KANHAI: A STUDY IN CONFIDENCE

Writing critically about West Indies cricket and cricketers, or any cricket for that matter, is a difficult discipline. The investigation, the analysis, even the casual historical or sociological gossip about any great cricketer should deal with his actual cricket, the way he bats or bowls or fields, does all or any of these. You may wonder far from where you started, but unless you have your eyes constantly on the ball, in fact never take your eyes off it, you are soon writing not about cricket, but yourself (or other people) and psychological or literary, responses to the game. This can be, and has been done quite brilliantly, add­ing a little something to literature but practically nothing to cricket, as little as the story of Jack and the Beanstalk (a great tale) adds to our knowledge of agriculture. This is particularly relevant to the West Indies.

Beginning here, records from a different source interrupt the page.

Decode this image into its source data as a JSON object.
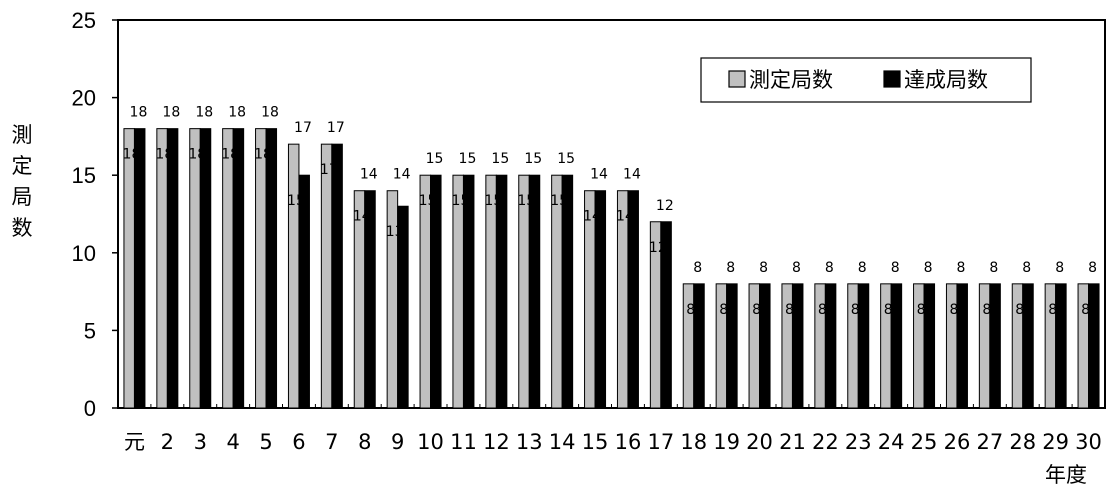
{
  "chart_data": {
    "type": "bar",
    "title": "",
    "ylabel": "測定局数",
    "xlabel": "年度",
    "ylim": [
      0,
      25
    ],
    "yticks": [
      0,
      5,
      10,
      15,
      20,
      25
    ],
    "grid": false,
    "legend_placement": "top-right",
    "categories": [
      "元",
      "2",
      "3",
      "4",
      "5",
      "6",
      "7",
      "8",
      "9",
      "10",
      "11",
      "12",
      "13",
      "14",
      "15",
      "16",
      "17",
      "18",
      "19",
      "20",
      "21",
      "22",
      "23",
      "24",
      "25",
      "26",
      "27",
      "28",
      "29",
      "30"
    ],
    "series": [
      {
        "name": "測定局数",
        "color": "#c0c0c0",
        "values": [
          18,
          18,
          18,
          18,
          18,
          17,
          17,
          14,
          14,
          15,
          15,
          15,
          15,
          15,
          14,
          14,
          12,
          8,
          8,
          8,
          8,
          8,
          8,
          8,
          8,
          8,
          8,
          8,
          8,
          8
        ]
      },
      {
        "name": "達成局数",
        "color": "#000000",
        "values": [
          18,
          18,
          18,
          18,
          18,
          15,
          17,
          14,
          13,
          15,
          15,
          15,
          15,
          15,
          14,
          14,
          12,
          8,
          8,
          8,
          8,
          8,
          8,
          8,
          8,
          8,
          8,
          8,
          8,
          8
        ]
      }
    ]
  }
}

A great West Indies cricketer in his play should embody some essence of that crowded vagueness which passes for the history of the West Indies. If, like Kanhai, he is one of the most remarkable and individual of contemporary batsmen, then that should not make him less but more West Indian. You see what you are looking for, and in Kanhai’s batting what I have found is a unique pointer of the West Indian quest for identity, for ways of expressing our potential bursting at every seam.

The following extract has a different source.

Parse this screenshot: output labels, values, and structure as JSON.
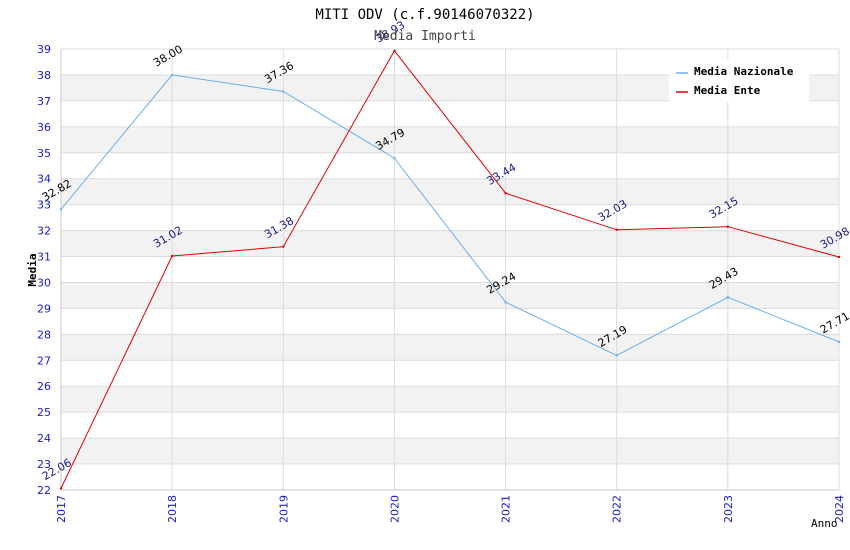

So now I hope we understand each other. Eyes on the ball.

The first historical innings, I prefer to call them historical now, by Kanhai was less than fifty, for British Guiana against the Australians of 1956.

Kanhai had not as yet made the West Indies team. He played well but what was remarkable about the innings was not only its promise but that he was the junior in a partnership with Clyde Walcott as senior.

It is a commonplace what Clyde Walcott has done for the cricket of British Guiana. In reality, in truth and in essence, the thing should be stated this way. The tremendous tradition of Barbados batting, the fount and origin of West Indies cricket, through Walcott had begun to fertilize another area in the Caribbean. Kanhai was the first fruits. Some like to lay emphasis on the fact that he comes origin­ally from the Courantyne, the home not of depressed sugar-workers but of independent rice farmers. There may be something to this. 1 do not know British Guiana well enough to have, on this matter, an opinion that is worth while. I prefer to remember and to remind of the fact that Christiani coached on the Courantyne. Now Christiani was one of the most brilliant of the brilliant school of West Indies batsmen. Of an innings of 107 not out that he played for the West Indies against the state of Victoria in 1951-1952, A. G. Moyes said that it was the most dazzling innings of the Australian season. So that the burgeoning Kanhai inherited not only the universality of Barbados batting but was able to absorb also the individualism of one of the most brilliant of West Indies indivi­dualists.

Kanhai played effective innings which resulted in his being selected for the 1957 West Indies tour in England. I am not making a chronicle. I remember, however, the batting that he showed in all the Tests in England. West Indies was scrambling for openers and much of this responsibility was thrown to Kanhai. He bore it without disgrace, with spasms of alternate toughness and brilliance which only later we were to learn were fundamental constituents in his character.

Yet the innings in 1957 that future events caused me to remember most strongly was his last test innings at the Oval. He faced Truman and immediately hit him for two uninhibited fours. Gone was the restraint which held him prisoner during all the previous innings against England.

Kanhai, I know now, had made up his mind to have a final fling at the English bowlers. But either he wasn’t yet good enough to play such cricket in a Test or he had not shaken off the effect of months of restraint. He was out almost at once. Altogether in 1957, it was the failure of Weekes, Worrell, and Walcott to repeat the victorian cavalry charges of 1950 which threw such burdens on Sobers, Kanhai, and Collie Smith. The burden fell most heavily on Kanhai. But the future batsman was there to be discerned.

The next innings that helped to build the Kanhai personality was played as far away as Australia. It was an innings of over two hundred made in one day. Kanhai simply went to the Melbourne wicket and from the first ball hit the Victoria bowlers all over the place until he was tired at the end of the day. It is my firm belief that here again, the great Barbados cricket tradition was at work.

In Australia,Frank Worrell made West Indians and the world aware of what West Indians were capable of when their talents had full play. That is Worrell’s gift to the West Indian personality. We are much given to individual­ism (it would be a miracle if we were not). But the West Indians under Worrell could not let themselves go, be their own coruscating selves, knowing that the interest and needs, opportunities and perils of the side as a whole were being observed and calculated by one of the shrewdest minds that the game has known. They could have complete confidence in their cap­tain, go their own way, yet respond immediately to any premonition or request. That the smiting of Victoria was not the kind of brilliant innings which all good batsmen play at some time or other was proved by the fact that Kanhai continued to play that way all through the season. When he made a century in each innings against Australia, he was within an ace of making the second century in even time. Hunte being run out in an effort to help Kanhai to­wards the century, Kanhai was so upset that it was long minutes before he could make the necessary runs.